The contract basically says: Whatever I make for you, you gotta take it. There’s no refund. And if I die there, or get eaten by a polar bear, the contract will not be valid anymore.

The price of each contract was different. The price was determined by a complex calculation that factors in weather conditions, snowfall, sun cover, moon illumination, and other random variables. If a sale is made, a small percentage (around 7.7 to 10%) of the sale would be donated anonymously by me to a nonprofit organization.

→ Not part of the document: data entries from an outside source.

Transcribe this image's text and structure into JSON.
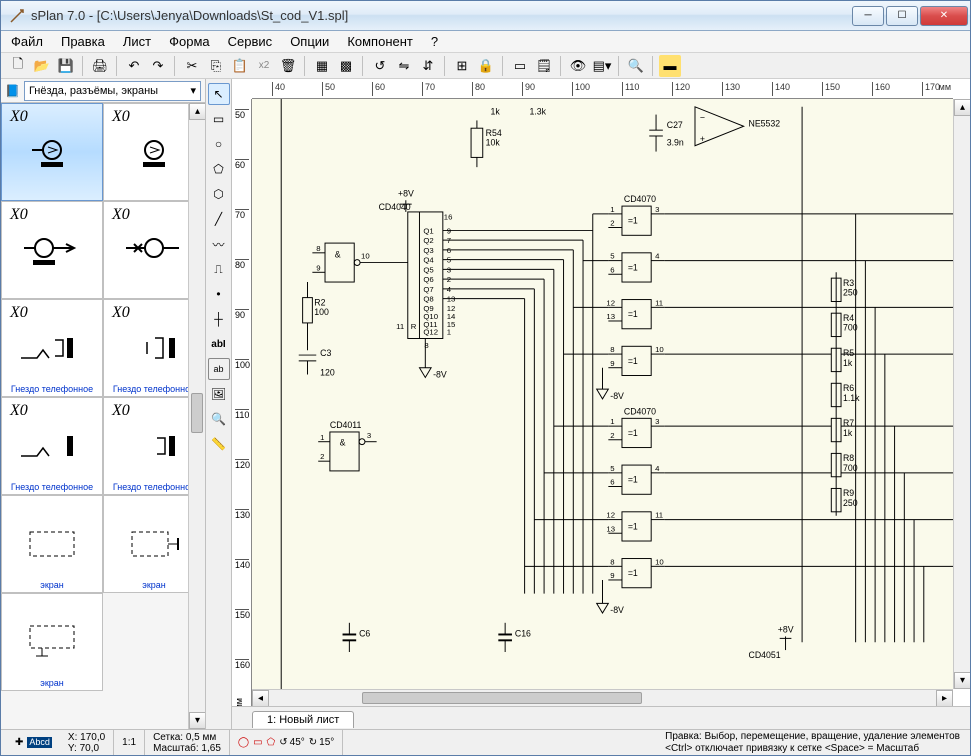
{
  "window": {
    "title": "sPlan 7.0 - [C:\\Users\\Jenya\\Downloads\\St_cod_V1.spl]"
  },
  "menu": {
    "items": [
      "Файл",
      "Правка",
      "Лист",
      "Форма",
      "Сервис",
      "Опции",
      "Компонент",
      "?"
    ]
  },
  "library": {
    "category": "Гнёзда, разъёмы, экраны",
    "items": [
      {
        "ref": "X0",
        "label": "",
        "selected": true
      },
      {
        "ref": "X0",
        "label": ""
      },
      {
        "ref": "X0",
        "label": ""
      },
      {
        "ref": "X0",
        "label": ""
      },
      {
        "ref": "X0",
        "label": "Гнездо телефонное"
      },
      {
        "ref": "X0",
        "label": "Гнездо телефонное"
      },
      {
        "ref": "X0",
        "label": "Гнездо телефонное"
      },
      {
        "ref": "X0",
        "label": "Гнездо телефонное"
      },
      {
        "ref": "",
        "label": "экран"
      },
      {
        "ref": "",
        "label": "экран"
      },
      {
        "ref": "",
        "label": "экран"
      }
    ]
  },
  "ruler": {
    "h_ticks": [
      "40",
      "50",
      "60",
      "70",
      "80",
      "90",
      "100",
      "110",
      "120",
      "130",
      "140",
      "150",
      "160",
      "170"
    ],
    "h_unit": "мм",
    "v_ticks": [
      "50",
      "60",
      "70",
      "80",
      "90",
      "100",
      "110",
      "120",
      "130",
      "140",
      "150",
      "160"
    ],
    "v_unit": "мм"
  },
  "tabs": {
    "active": "1: Новый лист"
  },
  "status": {
    "coord_x": "X: 170,0",
    "coord_y": "Y: 70,0",
    "zoom_ratio": "1:1",
    "grid": "Сетка: 0,5 мм",
    "scale": "Масштаб: 1,65",
    "angle1": "45°",
    "angle2": "15°",
    "hint1": "Правка: Выбор, перемещение, вращение, удаление элементов",
    "hint2": "<Ctrl> отключает привязку к сетке <Space> = Масштаб"
  },
  "schematic": {
    "r54": "R54",
    "r54v": "10k",
    "c27": "C27",
    "c27v": "3.9n",
    "ne5532": "NE5532",
    "v8p": "+8V",
    "v8m": "-8V",
    "cd4040": "CD4040",
    "cd4070": "CD4070",
    "cd4011": "CD4011",
    "cd4051": "CD4051",
    "r2": "R2",
    "r2v": "100",
    "c3": "C3",
    "c3v": "120",
    "r3": "R3",
    "r3v": "250",
    "r4": "R4",
    "r4v": "700",
    "r5": "R5",
    "r5v": "1k",
    "r6": "R6",
    "r6v": "1.1k",
    "r7": "R7",
    "r7v": "1k",
    "r8": "R8",
    "r8v": "700",
    "r9": "R9",
    "r9v": "250",
    "c6": "C6",
    "c16": "C16",
    "eq": "=1",
    "and": "&",
    "pins_cd4040_left_top": "16",
    "pins_cd4040_left_bot": "11",
    "pins_cd4040_bot": "8",
    "small_1k": "1k",
    "small_13k": "1.3k",
    "pm": "−",
    "pp": "+"
  }
}
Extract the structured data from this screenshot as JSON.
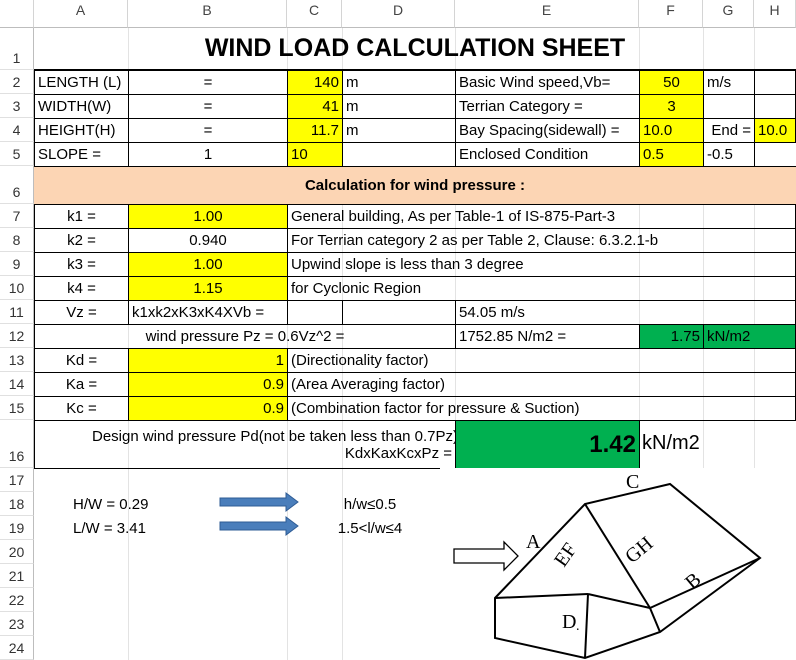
{
  "columns": [
    "A",
    "B",
    "C",
    "D",
    "E",
    "F",
    "G",
    "H"
  ],
  "rows": [
    "1",
    "2",
    "3",
    "4",
    "5",
    "6",
    "7",
    "8",
    "9",
    "10",
    "11",
    "12",
    "13",
    "14",
    "15",
    "16",
    "17",
    "18",
    "19",
    "20",
    "21",
    "22",
    "23",
    "24"
  ],
  "title": "WIND LOAD CALCULATION SHEET",
  "dims": {
    "length_label": "LENGTH (L)",
    "width_label": "WIDTH(W)",
    "height_label": "HEIGHT(H)",
    "slope_label": "SLOPE =",
    "eq": "=",
    "slope_ratio": "1",
    "length_val": "140",
    "width_val": "41",
    "height_val": "11.7",
    "slope_val": "10",
    "unit_m": "m"
  },
  "params": {
    "wind_speed_label": "Basic Wind speed,Vb=",
    "wind_speed_val": "50",
    "wind_speed_unit": "m/s",
    "terrain_label": "Terrian Category =",
    "terrain_val": "3",
    "bay_label": "Bay Spacing(sidewall) =",
    "bay_val": "10.0",
    "end_label": "End =",
    "end_val": "10.0",
    "enclosed_label": "Enclosed Condition",
    "enclosed_pos": "0.5",
    "enclosed_neg": "-0.5"
  },
  "calc_header": "Calculation for wind pressure :",
  "factors": {
    "k1_label": "k1 =",
    "k1_val": "1.00",
    "k1_desc": "General building, As per Table-1 of IS-875-Part-3",
    "k2_label": "k2 =",
    "k2_val": "0.940",
    "k2_desc": "For Terrian category 2 as per Table 2, Clause: 6.3.2.1-b",
    "k3_label": "k3 =",
    "k3_val": "1.00",
    "k3_desc": "Upwind slope is less than 3 degree",
    "k4_label": "k4 =",
    "k4_val": "1.15",
    "k4_desc": "for Cyclonic Region",
    "vz_label": "Vz =",
    "vz_formula": "k1xk2xK3xK4XVb =",
    "vz_val": "54.05  m/s",
    "pz_label": "wind pressure Pz = 0.6Vz^2 =",
    "pz_val": "1752.85 N/m2 =",
    "pz_kn": "1.75",
    "pz_unit": "kN/m2",
    "kd_label": "Kd =",
    "kd_val": "1",
    "kd_desc": "(Directionality factor)",
    "ka_label": "Ka =",
    "ka_val": "0.9",
    "ka_desc": "(Area Averaging factor)",
    "kc_label": "Kc =",
    "kc_val": "0.9",
    "kc_desc": "(Combination factor for pressure & Suction)"
  },
  "design": {
    "label1": "Design wind pressure Pd(not be taken less than 0.7Pz)",
    "label2": "KdxKaxKcxPz =",
    "value": "1.42",
    "unit": "kN/m2"
  },
  "ratios": {
    "hw": "H/W = 0.29",
    "hw_cond": "h/w≤0.5",
    "lw": "L/W = 3.41",
    "lw_cond": "1.5<l/w≤4"
  },
  "diagram": {
    "A": "A",
    "B": "B",
    "C": "C",
    "D": "D",
    "EF": "EF",
    "GH": "GH",
    "dot": "."
  }
}
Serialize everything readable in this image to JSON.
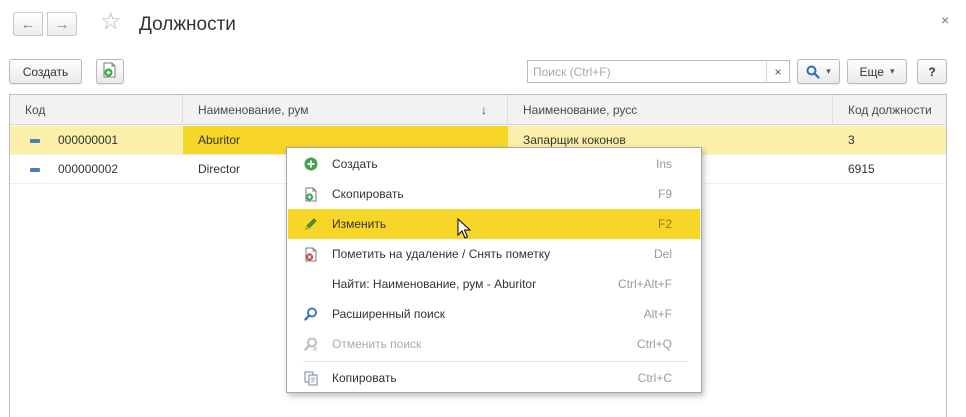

With this project and others, I’m interested in exploring alternative (and hopefully healthier) art ecosystems by turning collectors into patrons. Instead of buying an object from an artist, can a collector/patron give financial/other support to an artist’s practice that they believe in? And I like to pose a question: what is the “work” that a collector is collecting nowadays? Is it the object? The experience? The relationship? Or the email exchange?

Wong Kit Yi

Wong Kit Yi lives and works between New York and Hong Kong. Exploring biological answers to metaphysical questions, she deals with odd scientific findings and the dysfunctional relationship between what is considered science and pseudoscience. Wong also investigates the contractual relationship, working with such ideas as patron collaboration through the 99-year leases for her artworks. Her interests are always subject to change.
Original interview conducted by Danielle Brock in January 2021.